Role of “System 3” / AI in Reasoning

  • AI is framed as a de facto “System 3”: an external reasoning layer that people increasingly defer to.
  • Commenters note AI introduces its own “cognitive biases,” shaped by training data, marketing, and culture.
  • Some argue this isn’t fundamentally different from asking another human; others say AI is uniquely opaque and confidently wrong, making errors easier to miss.
  • One view: AI doesn’t add a new system, it just moves existing cognition into “autopilot” and hides the struggle.

Impact on Individual Cognition

  • Several users report feeling cognitively stronger: more high‑level thinking, better problem solving, and “rubber‑ducking” into their own insights through dialogue with models.
  • Others see AI as an “amplifier”: it boosts those who already think deeply, while many users get lazier or struggle to use it effectively.
  • A strong opposing view: delegating core thinking to LLMs inevitably weakens critical thinking, likened to offshoring manufacturing and later realizing the skills are gone.

Tools, Atrophy, and Historical Analogies

  • Comparisons to calculators, GPS, cars, and databases:
    • Pro‑AI side: tools free us from low‑level work and historically leave us better off.
    • Cautious side: overuse leads to atrophy (mental arithmetic, navigation, physical fitness); AI should be used with similar discipline as diet or exercise.
  • Some intentionally avoid calculators/GPS to preserve “mental muscle.”

Reliability, Use Cases, and Verification

  • Multiple comments stress that LLMs must be treated unlike calculators or CPUs: they are probabilistic and wrong far more often.
  • Suggested safe uses: tasks that are easy to verify, tasks you already understand, one-step-beyond-your-skill learning, or low‑stakes outputs.
  • Subtle but plausible errors (e.g., color spaces) show how easily non‑experts can be misled.
  • Users describe strategies like multi‑model cross‑checks and carefully phrased prompts, but admit this is frustrating.

Social and Epistemic Effects

  • Concern that AI-written text makes “everyone sound like an expert,” eroding cues for real depth and expertise.
  • Worry that attention-optimizing LLMs resemble addictive feeds, blurring usefulness and manipulation.
  • Speculative fears: AI could accelerate a long‑term “dumbing down,” contribute to an “Idiocracy” scenario, or even be part of Fermi‑paradox style collapse.
  • Others counter that AI is already matching or exceeding humans in some domains (e.g., coding, math), and denial is identity-protective.

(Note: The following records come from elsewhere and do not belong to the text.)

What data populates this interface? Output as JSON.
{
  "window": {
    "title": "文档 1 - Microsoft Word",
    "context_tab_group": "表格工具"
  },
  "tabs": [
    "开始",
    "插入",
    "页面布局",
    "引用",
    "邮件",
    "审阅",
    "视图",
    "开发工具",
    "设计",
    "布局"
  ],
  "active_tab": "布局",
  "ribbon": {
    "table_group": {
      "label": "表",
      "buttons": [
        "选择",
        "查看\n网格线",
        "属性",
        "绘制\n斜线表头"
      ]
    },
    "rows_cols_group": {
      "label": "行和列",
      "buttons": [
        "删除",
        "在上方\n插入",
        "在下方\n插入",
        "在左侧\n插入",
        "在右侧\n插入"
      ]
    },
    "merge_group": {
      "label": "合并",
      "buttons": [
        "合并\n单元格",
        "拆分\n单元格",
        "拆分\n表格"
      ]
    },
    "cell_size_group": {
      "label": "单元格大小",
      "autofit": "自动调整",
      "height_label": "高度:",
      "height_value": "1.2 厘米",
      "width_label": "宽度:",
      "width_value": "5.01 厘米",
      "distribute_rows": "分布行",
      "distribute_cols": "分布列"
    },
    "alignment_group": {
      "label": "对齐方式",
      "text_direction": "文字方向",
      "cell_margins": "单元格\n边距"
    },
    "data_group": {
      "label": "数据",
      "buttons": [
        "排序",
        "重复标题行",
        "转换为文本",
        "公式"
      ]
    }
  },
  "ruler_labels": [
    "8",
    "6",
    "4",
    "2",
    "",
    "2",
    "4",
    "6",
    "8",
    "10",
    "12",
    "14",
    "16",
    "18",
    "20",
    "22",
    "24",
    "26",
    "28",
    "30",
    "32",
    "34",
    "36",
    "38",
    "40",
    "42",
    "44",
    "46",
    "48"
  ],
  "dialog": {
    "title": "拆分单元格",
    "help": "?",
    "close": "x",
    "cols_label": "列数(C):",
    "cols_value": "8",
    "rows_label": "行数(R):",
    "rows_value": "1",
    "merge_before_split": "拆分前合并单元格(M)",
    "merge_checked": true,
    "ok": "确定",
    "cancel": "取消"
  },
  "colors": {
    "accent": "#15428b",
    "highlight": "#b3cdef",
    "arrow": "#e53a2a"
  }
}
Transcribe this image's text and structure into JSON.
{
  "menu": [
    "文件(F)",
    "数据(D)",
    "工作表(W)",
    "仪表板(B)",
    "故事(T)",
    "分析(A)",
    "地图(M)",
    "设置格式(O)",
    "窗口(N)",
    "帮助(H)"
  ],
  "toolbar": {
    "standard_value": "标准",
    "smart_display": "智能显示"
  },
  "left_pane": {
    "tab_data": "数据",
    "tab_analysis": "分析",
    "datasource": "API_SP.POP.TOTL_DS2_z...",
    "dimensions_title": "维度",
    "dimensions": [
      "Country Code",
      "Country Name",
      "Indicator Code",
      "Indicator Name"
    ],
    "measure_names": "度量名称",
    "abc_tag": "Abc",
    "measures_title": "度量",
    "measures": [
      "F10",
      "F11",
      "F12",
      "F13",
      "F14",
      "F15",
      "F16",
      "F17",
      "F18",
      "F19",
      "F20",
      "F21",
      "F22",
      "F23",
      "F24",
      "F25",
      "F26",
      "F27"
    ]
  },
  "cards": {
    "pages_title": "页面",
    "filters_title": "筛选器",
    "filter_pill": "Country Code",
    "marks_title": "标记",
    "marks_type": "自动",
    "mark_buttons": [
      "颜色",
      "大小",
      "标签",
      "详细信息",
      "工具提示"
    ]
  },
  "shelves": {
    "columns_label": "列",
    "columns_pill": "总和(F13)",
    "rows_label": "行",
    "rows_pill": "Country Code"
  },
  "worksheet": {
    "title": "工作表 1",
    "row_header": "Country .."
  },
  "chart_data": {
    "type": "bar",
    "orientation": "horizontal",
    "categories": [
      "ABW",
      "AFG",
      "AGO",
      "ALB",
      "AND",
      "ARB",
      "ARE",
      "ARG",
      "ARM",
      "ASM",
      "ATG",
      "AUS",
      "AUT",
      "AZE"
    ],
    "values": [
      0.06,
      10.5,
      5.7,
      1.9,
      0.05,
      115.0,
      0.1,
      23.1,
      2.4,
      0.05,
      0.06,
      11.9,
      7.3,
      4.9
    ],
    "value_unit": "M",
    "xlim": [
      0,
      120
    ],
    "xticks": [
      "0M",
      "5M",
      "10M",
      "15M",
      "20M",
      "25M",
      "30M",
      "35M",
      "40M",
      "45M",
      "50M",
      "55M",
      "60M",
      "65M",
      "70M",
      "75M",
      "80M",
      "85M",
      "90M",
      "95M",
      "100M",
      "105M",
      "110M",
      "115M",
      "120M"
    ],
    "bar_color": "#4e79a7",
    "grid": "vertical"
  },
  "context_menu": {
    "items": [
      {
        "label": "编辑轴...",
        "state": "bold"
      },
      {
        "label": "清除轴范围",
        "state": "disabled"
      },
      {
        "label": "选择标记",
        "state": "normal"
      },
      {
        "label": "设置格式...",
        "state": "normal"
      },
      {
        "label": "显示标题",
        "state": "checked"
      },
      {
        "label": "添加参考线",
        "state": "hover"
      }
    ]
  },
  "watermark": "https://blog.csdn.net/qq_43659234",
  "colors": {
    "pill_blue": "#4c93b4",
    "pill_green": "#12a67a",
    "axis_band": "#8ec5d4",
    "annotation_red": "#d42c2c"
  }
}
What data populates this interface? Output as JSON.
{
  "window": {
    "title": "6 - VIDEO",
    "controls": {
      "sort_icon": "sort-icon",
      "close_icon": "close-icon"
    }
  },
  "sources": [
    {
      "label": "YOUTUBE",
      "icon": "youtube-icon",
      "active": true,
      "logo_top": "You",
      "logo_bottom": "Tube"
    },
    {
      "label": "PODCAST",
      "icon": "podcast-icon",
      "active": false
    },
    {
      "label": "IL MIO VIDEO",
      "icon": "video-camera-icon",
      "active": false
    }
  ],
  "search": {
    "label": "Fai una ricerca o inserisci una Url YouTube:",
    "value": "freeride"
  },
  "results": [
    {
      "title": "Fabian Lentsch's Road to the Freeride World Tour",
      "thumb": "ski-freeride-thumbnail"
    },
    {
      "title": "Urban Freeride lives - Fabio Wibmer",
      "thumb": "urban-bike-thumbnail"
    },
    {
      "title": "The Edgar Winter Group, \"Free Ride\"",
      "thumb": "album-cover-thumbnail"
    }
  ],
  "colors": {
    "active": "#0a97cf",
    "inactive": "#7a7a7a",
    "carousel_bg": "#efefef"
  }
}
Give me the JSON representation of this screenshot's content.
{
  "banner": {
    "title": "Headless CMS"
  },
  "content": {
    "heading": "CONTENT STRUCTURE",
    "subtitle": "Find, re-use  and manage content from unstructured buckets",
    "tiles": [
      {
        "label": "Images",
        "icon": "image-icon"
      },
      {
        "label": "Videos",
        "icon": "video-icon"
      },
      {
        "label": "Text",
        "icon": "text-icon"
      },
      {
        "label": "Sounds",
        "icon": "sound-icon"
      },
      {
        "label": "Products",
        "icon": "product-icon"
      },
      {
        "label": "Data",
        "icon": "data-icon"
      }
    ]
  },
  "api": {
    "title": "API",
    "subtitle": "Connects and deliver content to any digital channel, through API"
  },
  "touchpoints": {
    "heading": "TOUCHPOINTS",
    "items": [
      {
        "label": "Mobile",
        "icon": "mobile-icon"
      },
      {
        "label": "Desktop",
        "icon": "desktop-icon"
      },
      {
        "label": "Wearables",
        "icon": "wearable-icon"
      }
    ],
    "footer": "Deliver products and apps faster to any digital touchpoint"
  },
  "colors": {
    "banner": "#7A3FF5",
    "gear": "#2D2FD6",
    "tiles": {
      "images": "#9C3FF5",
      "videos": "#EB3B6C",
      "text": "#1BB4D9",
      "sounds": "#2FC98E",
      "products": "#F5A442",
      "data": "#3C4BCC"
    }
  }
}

Foundations and the Paper Itself

  • Some note that classic System 1/System 2 work has replication and theoretical critiques, which may weaken the paper’s conceptual basis.
  • The study’s specific finding highlighted: AI improves performance when it’s right but reliably degrades it when it’s wrong, even under time pressure and incentives.
  • Several suspect parts of the paper were written with AI; opinions vary on whether that undermines its trustworthiness or is simply the new normal.